Radiographic findings on barium study include dilatation of the A limb with retained secretions, and retention of barium on delayed films (Fig. 3.26). In some cases, preferential filling of the A limb may be observed, and examination in the upright position may accentuate this finding. CT imaging may also be diagnostic, demonstrating a characteristic dilated fluid-filled loop (Fig. 3.27). The CT appearance is somewhat variable, depending on the length of the A limb [30]. Confusion with cystic masses in the upper abdomen is possible if the surgical history is not appreciated and/or if contrast medium has not entered the A limb. Sonography may also show a similar pattern of cystic masses. Hepatobiliary imaging studies can also be used to make this diagnosis, by demonstrating persistent activity in the afferent loop [31]. An advantage of this technique over barium studies is the ability to fill the A limb via the liver.

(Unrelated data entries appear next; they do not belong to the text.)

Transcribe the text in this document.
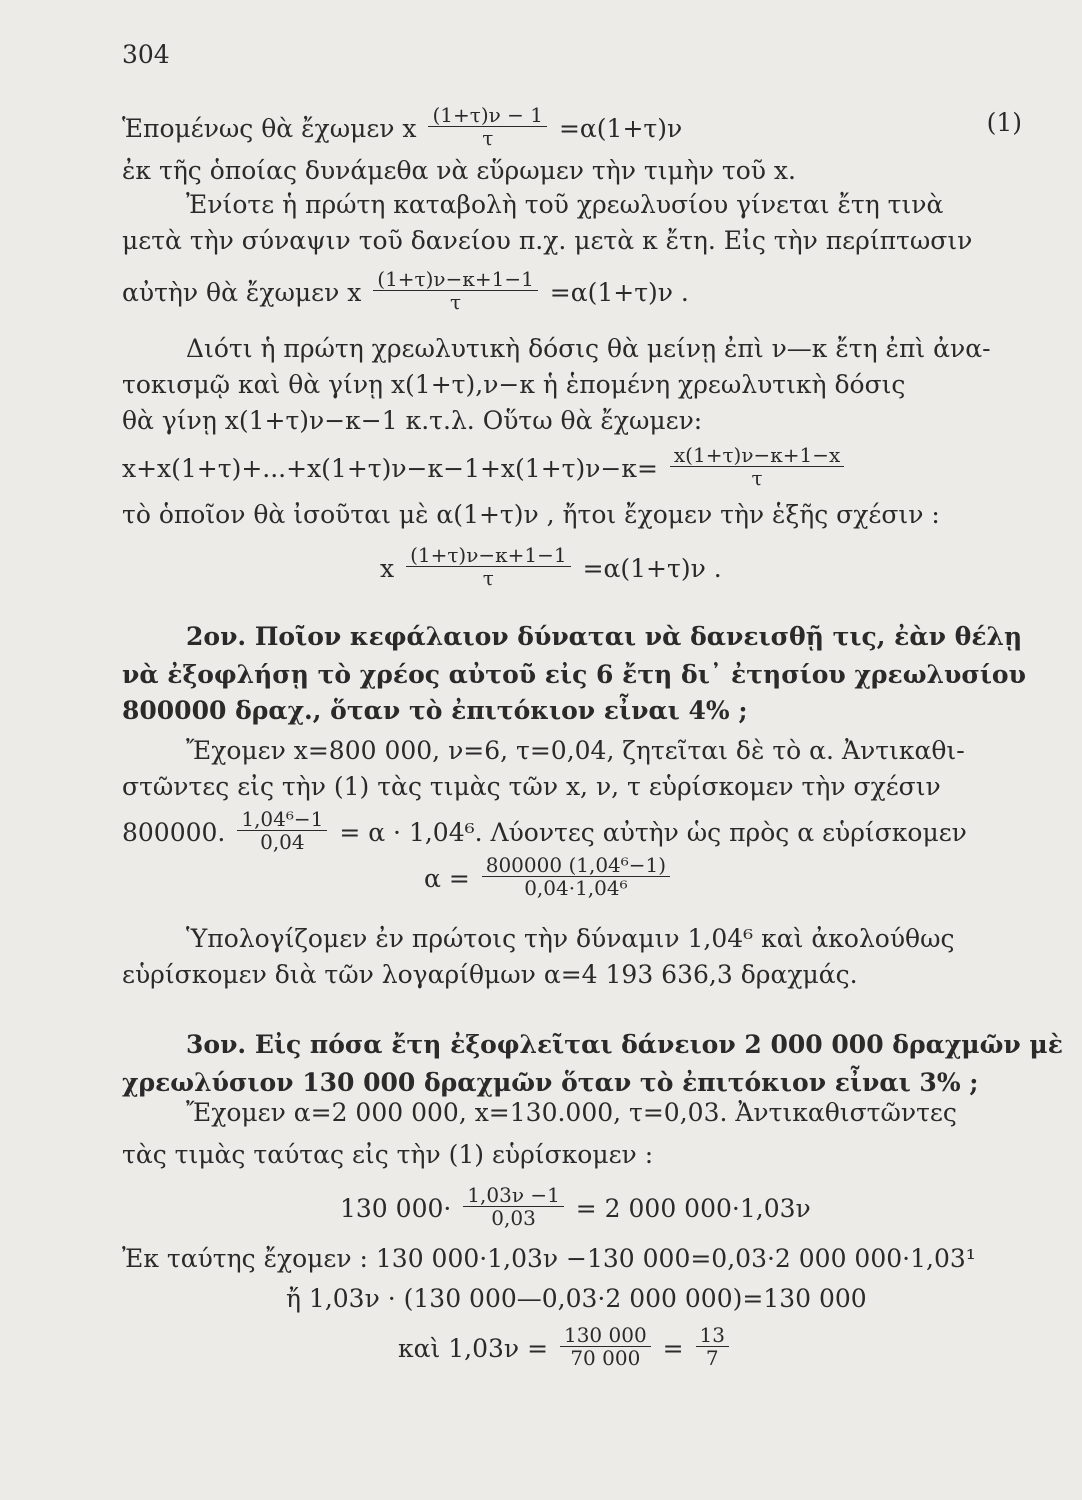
304
Ἑπομένως θὰ ἔχωμεν x $\frac{(1+\tau)\nu - 1}{\tau} =\alpha(1+\tau)\nu$	(1)
ἐκ τῆς ὁποίας δυνάμεθα νὰ εὕρωμεν τὴν τιμὴν τοῦ x.
Ἐνίοτε ἡ πρώτη καταβολὴ τοῦ χρεωλυσίου γίνεται ἔτη τινὰ
μετὰ τὴν σύναψιν τοῦ δανείου π.χ. μετὰ κ ἔτη. Εἰς τὴν περίπτωσιν
αὐτὴν θὰ ἔχωμεν x $\frac{(1+\tau)\nu-\kappa+1-1}{\tau} =\alpha(1+\tau)\nu$ .
Διότι ἡ πρώτη χρεωλυτικὴ δόσις θὰ μείνῃ ἐπὶ ν—κ ἔτη ἐπὶ ἀνα-
τοκισμῷ καὶ θὰ γίνῃ x(1+τ),ν−κ ἡ ἑπομένη χρεωλυτικὴ δόσις
θὰ γίνῃ x(1+τ)ν−κ−1 κ.τ.λ. Οὕτω θὰ ἔχωμεν:
$x+x(1+\tau)+...+x(1+\tau)\nu-\kappa-1+x(1+\tau)\nu-\kappa= \frac{x(1+\tau)\nu-\kappa+1-x}{\tau}$
τὸ ὁποῖον θὰ ἰσοῦται μὲ α(1+τ)ν , ἤτοι ἔχομεν τὴν ἑξῆς σχέσιν :
x $\frac{(1+\tau)\nu-\kappa+1-1}{\tau} =\alpha(1+\tau)\nu$ .
2ον. Ποῖον κεφάλαιον δύναται νὰ δανεισθῇ τις, ἐὰν θέλῃ
νὰ ἐξοφλήσῃ τὸ χρέος αὐτοῦ εἰς 6 ἔτη δι᾿ ἐτησίου χρεωλυσίου
800000 δραχ., ὅταν τὸ ἐπιτόκιον εἶναι 4% ;
Ἔχομεν x=800 000, ν=6, τ=0,04, ζητεῖται δὲ τὸ α. Ἀντικαθι-
στῶντες εἰς τὴν (1) τὰς τιμὰς τῶν x, ν, τ εὑρίσκομεν τὴν σχέσιν
800000. $\frac{\text{1,04⁶−1}}{0,04} = \alpha \cdot 1,04^6$. Λύοντες αὐτὴν ὡς πρὸς α εὑρίσκομεν
$\alpha = \frac{\text{800000 (1,04⁶−1)}}{\text{0,04·1,04⁶}}$
Ὑπολογίζομεν ἐν πρώτοις τὴν δύναμιν 1,04⁶ καὶ ἀκολούθως
εὑρίσκομεν διὰ τῶν λογαρίθμων α=4 193 636,3 δραχμάς.
3ον. Εἰς πόσα ἔτη ἐξοφλεῖται δάνειον 2 000 000 δραχμῶν μὲ
χρεωλύσιον 130 000 δραχμῶν ὅταν τὸ ἐπιτόκιον εἶναι 3% ;
Ἔχομεν α=2 000 000, x=130.000, τ=0,03. Ἀντικαθιστῶντες
τὰς τιμὰς ταύτας εἰς τὴν (1) εὑρίσκομεν :
130 $000\cdot \frac{1,03\nu -1}{0,03} = 2$ 000 000·1,03ν
Ἐκ ταύτης ἔχομεν : 130 000·1,03ν −130 000=0,03·2 000 000·1,03¹
ἤ 1,03ν · (130 000—0,03·2 000 000)=130 000
καὶ $1,03\nu = \frac{130 000}{70 000} = \frac{13}{7}$
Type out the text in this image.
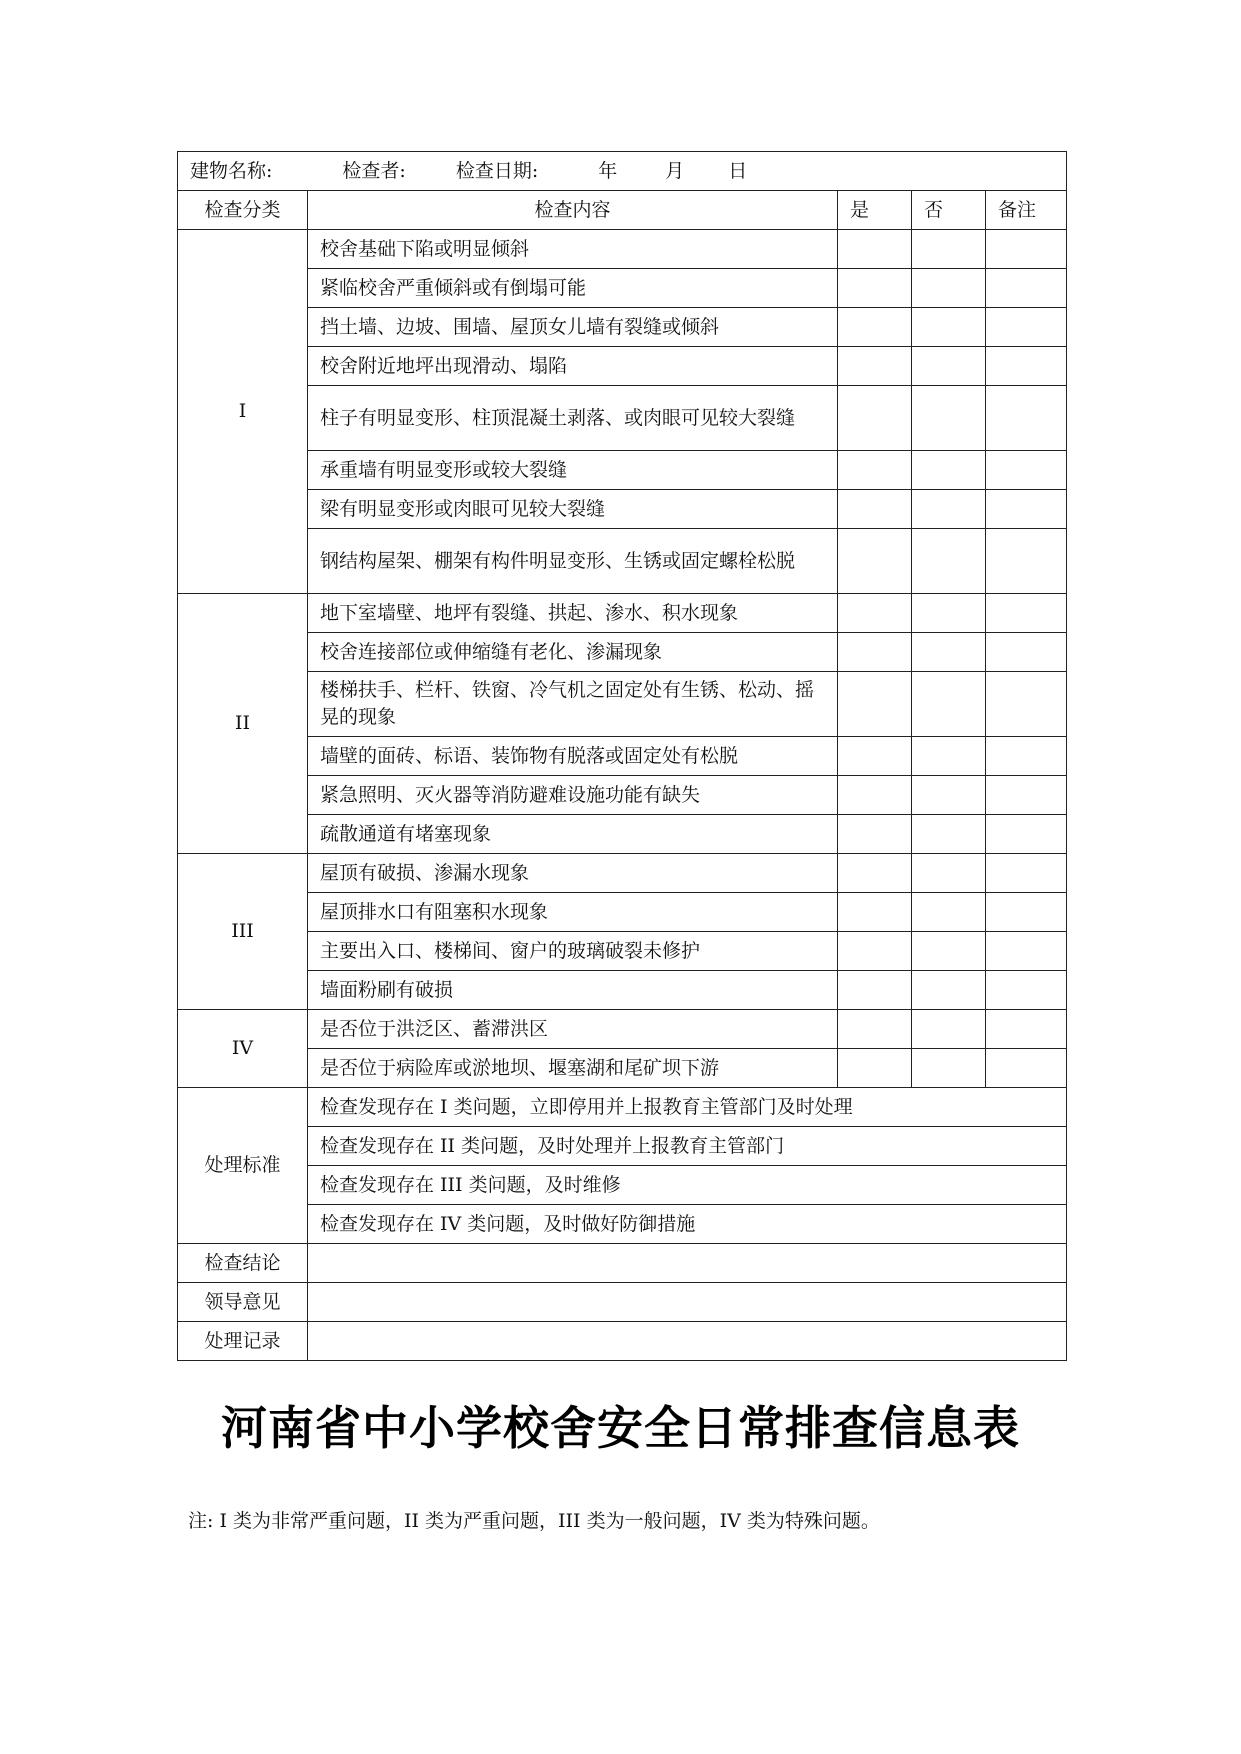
建物名称: 检查者: 检查日期: 年 月 日				
检查分类	检查内容	是	否	备注
I	校舍基础下陷或明显倾斜			
	紧临校舍严重倾斜或有倒塌可能			
	挡土墙、边坡、围墙、屋顶女儿墙有裂缝或倾斜			
	校舍附近地坪出现滑动、塌陷			
	柱子有明显变形、柱顶混凝土剥落、或肉眼可见较大裂缝			
	承重墙有明显变形或较大裂缝			
	梁有明显变形或肉眼可见较大裂缝			
	钢结构屋架、棚架有构件明显变形、生锈或固定螺栓松脱			
II	地下室墙壁、地坪有裂缝、拱起、渗水、积水现象			
	校舍连接部位或伸缩缝有老化、渗漏现象			
	楼梯扶手、栏杆、铁窗、冷气机之固定处有生锈、松动、摇晃的现象			
	墙壁的面砖、标语、装饰物有脱落或固定处有松脱			
	紧急照明、灭火器等消防避难设施功能有缺失			
	疏散通道有堵塞现象			
III	屋顶有破损、渗漏水现象			
	屋顶排水口有阻塞积水现象			
	主要出入口、楼梯间、窗户的玻璃破裂未修护			
	墙面粉刷有破损			
IV	是否位于洪泛区、蓄滞洪区			
	是否位于病险库或淤地坝、堰塞湖和尾矿坝下游			
处理标准	检查发现存在 I 类问题，立即停用并上报教育主管部门及时处理			
	检查发现存在 II 类问题，及时处理并上报教育主管部门			
	检查发现存在 III 类问题，及时维修			
	检查发现存在 IV 类问题，及时做好防御措施			
检查结论				
领导意见				
处理记录				
河南省中小学校舍安全日常排查信息表
注: I 类为非常严重问题，II 类为严重问题，III 类为一般问题，IV 类为特殊问题。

Small Bowel Series Technique
Figure 3.26. Afferent limb syndrome. Supine view from an upper GI series after Billroth II shows marked dilatation of the afferent limb, which failed to empty well on delayed films owing to afferent limb syndrome from recurrent carcinoma.

Figure 3.27. Afferent limb syndrome. (A-C) Three films from a CT scan of the upper abdomen with oral and intravenous contrast media showing a markedly dilated fluid-filled af-ferent limb after Billroth II.

Figure 3.27. Afferent limb syndrome. (A-C) Three films from a CT scan of the upper abdomen with oral and intravenous contrast media showing a markedly dilated fluid-filled af-ferent limb after Billroth II.